The first few notes were unmistakable. Behind the bandleader a solitary young man rose into the spotlight and began to sing in a sweet, clear tenor:
“We’ll rally round the flag
,
Boys, we’ll rally once again
,
Shouting the Battle-cry of Freedom!”
“And his words were picked up by the others, and soon the entire brigade was singing the defiant chorus and charging back again into the heroic fray—join in with us! Sing!”
The crowd came to its feet with a roar and a cheer and the huge auditorium rocked with sound:
“The Union forever!
Hurrah boys, hurrah!
Down with the traitor, up with the star
,
While we rally round the flag, boys, rally once again
,
Shouting the Battle-cry of Freedom!”
Behind them two of the ices boys flung open a door to the sidewalk outside. Instantly, without thinking, Trist turned and walked
toward it—in a moment he was on the street, under a hot gas lamp, wiping his brow with his handkerchief. When he looked up, Elizabeth Cameron was standing a few feet away, studying him with a curious gaze.
“You’re not nostalgic, Mr. Trist,” she said, “for the war. I’ve noticed before.”
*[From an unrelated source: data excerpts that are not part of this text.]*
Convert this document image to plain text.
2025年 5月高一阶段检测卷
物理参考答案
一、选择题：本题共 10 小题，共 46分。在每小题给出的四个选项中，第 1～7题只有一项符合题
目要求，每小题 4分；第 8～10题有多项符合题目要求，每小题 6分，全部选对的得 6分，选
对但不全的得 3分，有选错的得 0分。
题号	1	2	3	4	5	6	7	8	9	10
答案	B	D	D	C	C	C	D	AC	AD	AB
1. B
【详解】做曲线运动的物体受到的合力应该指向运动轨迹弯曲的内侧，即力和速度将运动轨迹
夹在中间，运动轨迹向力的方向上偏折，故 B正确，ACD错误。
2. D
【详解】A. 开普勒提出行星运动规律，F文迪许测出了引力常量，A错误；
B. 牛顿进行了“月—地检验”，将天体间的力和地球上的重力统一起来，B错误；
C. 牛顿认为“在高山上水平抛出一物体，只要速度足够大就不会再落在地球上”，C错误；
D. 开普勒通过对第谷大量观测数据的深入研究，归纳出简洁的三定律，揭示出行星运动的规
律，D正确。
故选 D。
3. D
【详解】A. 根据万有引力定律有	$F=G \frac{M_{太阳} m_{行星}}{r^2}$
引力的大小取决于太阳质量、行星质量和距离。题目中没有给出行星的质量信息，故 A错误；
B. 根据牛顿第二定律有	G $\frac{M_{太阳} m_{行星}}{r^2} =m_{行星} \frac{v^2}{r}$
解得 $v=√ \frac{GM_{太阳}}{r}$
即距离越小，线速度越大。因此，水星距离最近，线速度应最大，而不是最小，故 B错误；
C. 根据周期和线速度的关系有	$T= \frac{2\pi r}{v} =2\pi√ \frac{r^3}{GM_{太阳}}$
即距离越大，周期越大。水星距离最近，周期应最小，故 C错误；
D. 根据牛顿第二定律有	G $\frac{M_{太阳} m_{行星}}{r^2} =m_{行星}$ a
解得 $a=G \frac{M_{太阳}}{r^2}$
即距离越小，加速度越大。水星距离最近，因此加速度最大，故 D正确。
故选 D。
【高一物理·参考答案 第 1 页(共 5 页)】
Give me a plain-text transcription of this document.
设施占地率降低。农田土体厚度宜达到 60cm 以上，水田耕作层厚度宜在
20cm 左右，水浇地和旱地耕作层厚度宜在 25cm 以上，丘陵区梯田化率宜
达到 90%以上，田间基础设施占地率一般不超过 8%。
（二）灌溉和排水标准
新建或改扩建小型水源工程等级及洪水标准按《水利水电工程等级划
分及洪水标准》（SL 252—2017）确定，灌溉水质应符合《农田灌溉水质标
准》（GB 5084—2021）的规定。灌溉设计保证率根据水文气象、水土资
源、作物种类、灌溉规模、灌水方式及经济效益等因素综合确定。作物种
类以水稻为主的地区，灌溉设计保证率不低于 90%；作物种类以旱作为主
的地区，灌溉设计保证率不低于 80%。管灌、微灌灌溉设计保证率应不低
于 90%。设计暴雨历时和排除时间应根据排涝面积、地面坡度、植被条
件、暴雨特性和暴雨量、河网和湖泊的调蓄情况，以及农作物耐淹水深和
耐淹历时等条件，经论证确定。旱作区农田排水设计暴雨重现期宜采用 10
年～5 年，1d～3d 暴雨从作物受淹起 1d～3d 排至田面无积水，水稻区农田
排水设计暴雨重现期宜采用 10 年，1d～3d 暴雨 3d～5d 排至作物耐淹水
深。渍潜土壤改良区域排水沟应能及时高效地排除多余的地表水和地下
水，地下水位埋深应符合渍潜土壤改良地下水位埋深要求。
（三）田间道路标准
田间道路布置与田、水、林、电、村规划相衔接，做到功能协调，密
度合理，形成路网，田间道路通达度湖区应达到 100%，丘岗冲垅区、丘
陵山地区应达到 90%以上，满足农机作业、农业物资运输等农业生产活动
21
“Touch of malaria,” he muttered. “Comes back sometimes.” He felt the handkerchief, sopping wet. “I tend to agree with your Uncle Cump.”
“ ‘War is pure hell,’ ” she quoted.
“Pardon your language,” Trist said and was rewarded with an utterly dazzling smile.
“Do you want to go back in?”
“Actually, Mrs. Cameron, I don’t feel much like a musical person. Not really. Not tonight.”
Around them on the street and brick sidewalks it was as if the convention had taken over the city. There were men and women walking, laughing on the sidewalks, in the street—some carried banners and badges, next to the entrance more little boys had gathered with trays of ices, and through the door, from the interior of the Hall, came the martial thump of drums. It was the women, Trist thought, who were the great surprise. Women seemed to be everywhere, escorted, unescorted, amused, part of the show. In the Palmer House Hotel, opposite “Grant for President” headquarters, a Women’s Suffrage committee had opened a booth. In front of them right now three women in bustles and hats with dyed feathers came giggling out of a side door, a restaurant, unattended. It was not quite so odd, he thought, today, tonight, to be standing in a city street with somebody else’s wife.
Elizabeth Cameron had already turned and started toward the brighter lights of the State Street intersection.